I tried going up on the lithium this weekend. Yesterday it was hard to judge- I didn't try to do anything (except go for a massage, heavenly). But today I tried to go in to do paperwork, and I could not. I felt so frozen and paralyzed, and my hands felt so tight it was hard to write. It was literally hard to write. I wasn't having tremors, but it felt like my body wanted to be shaking- and trying to write only made that feeling worse- and it was a horrible feeling.
So tonight I go back down to 900mg. It will have to do. I liked lithium at 900mg (I never thought I would say I liked lithium...). I don't like it at 1200mg. And I didn't like it in the past, when I was on a very high dose.
So hopefully this means I can stop thinking about meds so much for a while. The question is answered about my lithium dose. 900mg for lithium. And then I will give it a few more days on the higher Zyprexa, then try to come back down to 5mg.

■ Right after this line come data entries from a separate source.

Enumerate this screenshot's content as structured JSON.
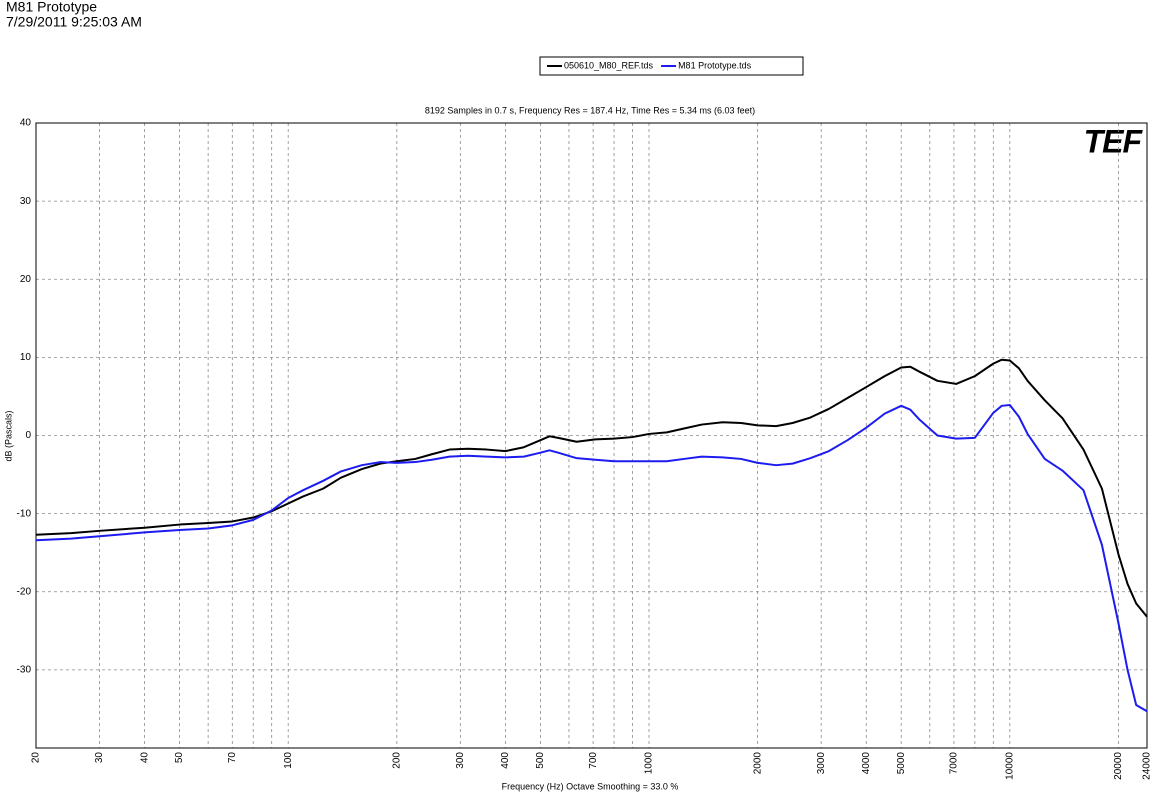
{
  "header": {
    "title": "M81 Prototype",
    "timestamp": "7/29/2011 9:25:03 AM"
  },
  "chart_data": {
    "type": "line",
    "title": "8192 Samples in 0.7 s, Frequency Res = 187.4 Hz, Time Res = 5.34 ms (6.03 feet)",
    "x_label": "Frequency (Hz) Octave Smoothing = 33.0 %",
    "y_label": "dB (Pascals)",
    "logo": "TEF",
    "x_scale": "log",
    "xlim": [
      20,
      24000
    ],
    "xticks": [
      20,
      30,
      40,
      50,
      70,
      100,
      200,
      300,
      400,
      500,
      700,
      1000,
      2000,
      3000,
      4000,
      5000,
      7000,
      10000,
      20000,
      24000
    ],
    "x_minor_ticks": [
      60,
      80,
      90,
      600,
      800,
      900,
      6000,
      8000,
      9000
    ],
    "ylim": [
      -40,
      40
    ],
    "yticks": [
      -30,
      -20,
      -10,
      0,
      10,
      20,
      30,
      40
    ],
    "grid": true,
    "legend": "top",
    "x": [
      20,
      25,
      30,
      40,
      50,
      60,
      70,
      80,
      90,
      100,
      110,
      125,
      140,
      160,
      180,
      200,
      225,
      250,
      280,
      315,
      355,
      400,
      450,
      500,
      530,
      560,
      630,
      710,
      800,
      900,
      1000,
      1120,
      1250,
      1400,
      1600,
      1800,
      2000,
      2250,
      2500,
      2800,
      3150,
      3550,
      4000,
      4500,
      5000,
      5300,
      5600,
      6300,
      7100,
      8000,
      9000,
      9500,
      10000,
      10600,
      11200,
      12500,
      14000,
      16000,
      18000,
      20000,
      21200,
      22400,
      24000
    ],
    "series": [
      {
        "name": "050610_M80_REF.tds",
        "color": "#000000",
        "values": [
          -12.7,
          -12.5,
          -12.2,
          -11.8,
          -11.4,
          -11.2,
          -11.0,
          -10.5,
          -9.7,
          -8.7,
          -7.8,
          -6.8,
          -5.4,
          -4.3,
          -3.6,
          -3.3,
          -3.0,
          -2.4,
          -1.8,
          -1.7,
          -1.8,
          -2.0,
          -1.5,
          -0.6,
          -0.1,
          -0.3,
          -0.8,
          -0.5,
          -0.4,
          -0.2,
          0.2,
          0.4,
          0.9,
          1.4,
          1.7,
          1.6,
          1.3,
          1.2,
          1.6,
          2.3,
          3.4,
          4.8,
          6.2,
          7.6,
          8.7,
          8.8,
          8.2,
          7.0,
          6.6,
          7.6,
          9.2,
          9.7,
          9.6,
          8.6,
          7.0,
          4.5,
          2.2,
          -1.8,
          -6.8,
          -15.2,
          -19.0,
          -21.5,
          -23.2
        ]
      },
      {
        "name": "M81 Prototype.tds",
        "color": "#1c1cf0",
        "values": [
          -13.4,
          -13.2,
          -12.9,
          -12.4,
          -12.1,
          -11.9,
          -11.5,
          -10.8,
          -9.6,
          -8.0,
          -7.0,
          -5.8,
          -4.6,
          -3.8,
          -3.4,
          -3.5,
          -3.4,
          -3.1,
          -2.7,
          -2.6,
          -2.7,
          -2.8,
          -2.7,
          -2.2,
          -1.9,
          -2.2,
          -2.9,
          -3.1,
          -3.3,
          -3.3,
          -3.3,
          -3.3,
          -3.0,
          -2.7,
          -2.8,
          -3.0,
          -3.5,
          -3.8,
          -3.6,
          -2.9,
          -2.0,
          -0.6,
          1.0,
          2.8,
          3.8,
          3.3,
          2.1,
          0.0,
          -0.4,
          -0.3,
          2.9,
          3.8,
          3.9,
          2.4,
          0.2,
          -3.0,
          -4.5,
          -7.0,
          -14.0,
          -24.0,
          -30.0,
          -34.5,
          -35.3
        ]
      }
    ]
  }
}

Meanwhile, I have to figure out how much to give myself some slack vs how hard to push myself. I think I am feeling better enough that I can start to push myself a little- I actually did laundry this morning.

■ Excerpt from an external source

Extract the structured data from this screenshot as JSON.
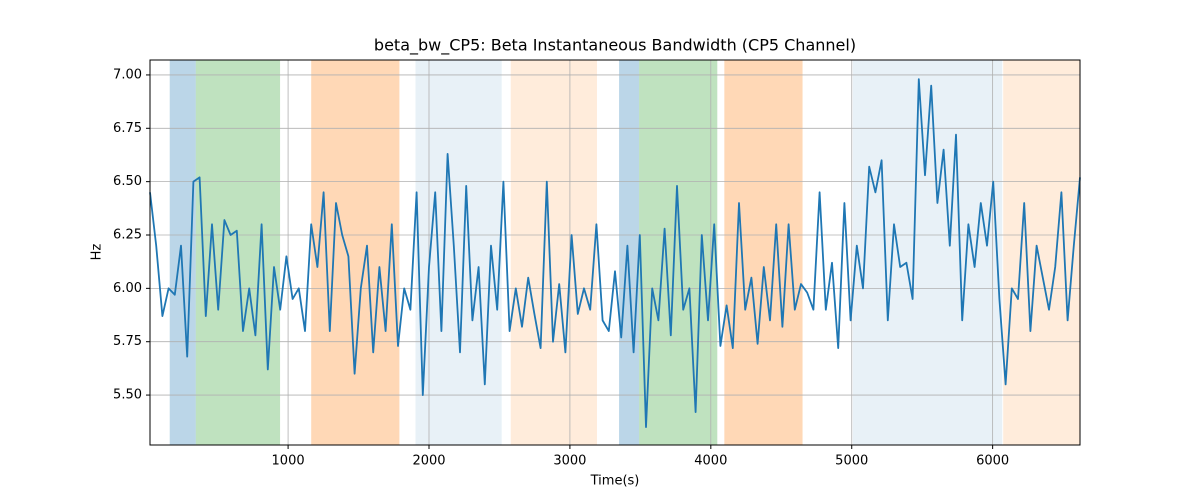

But I cried at work, when I couldn't do my notes. It is hard enough to fight my moods. When I am fighting the meds, too, it can be impossible to act. I was so frustrated, that made me depressed.
Hopefully tomorrow will be better with less lithium in me.
And hopefully tomorrow I can be present and in the moment and not going back and forth in my head about meds, etc. Which is what I have been doing too much of recently, and I hate it- although, to a certain extent it is appropriate when you are making med changes.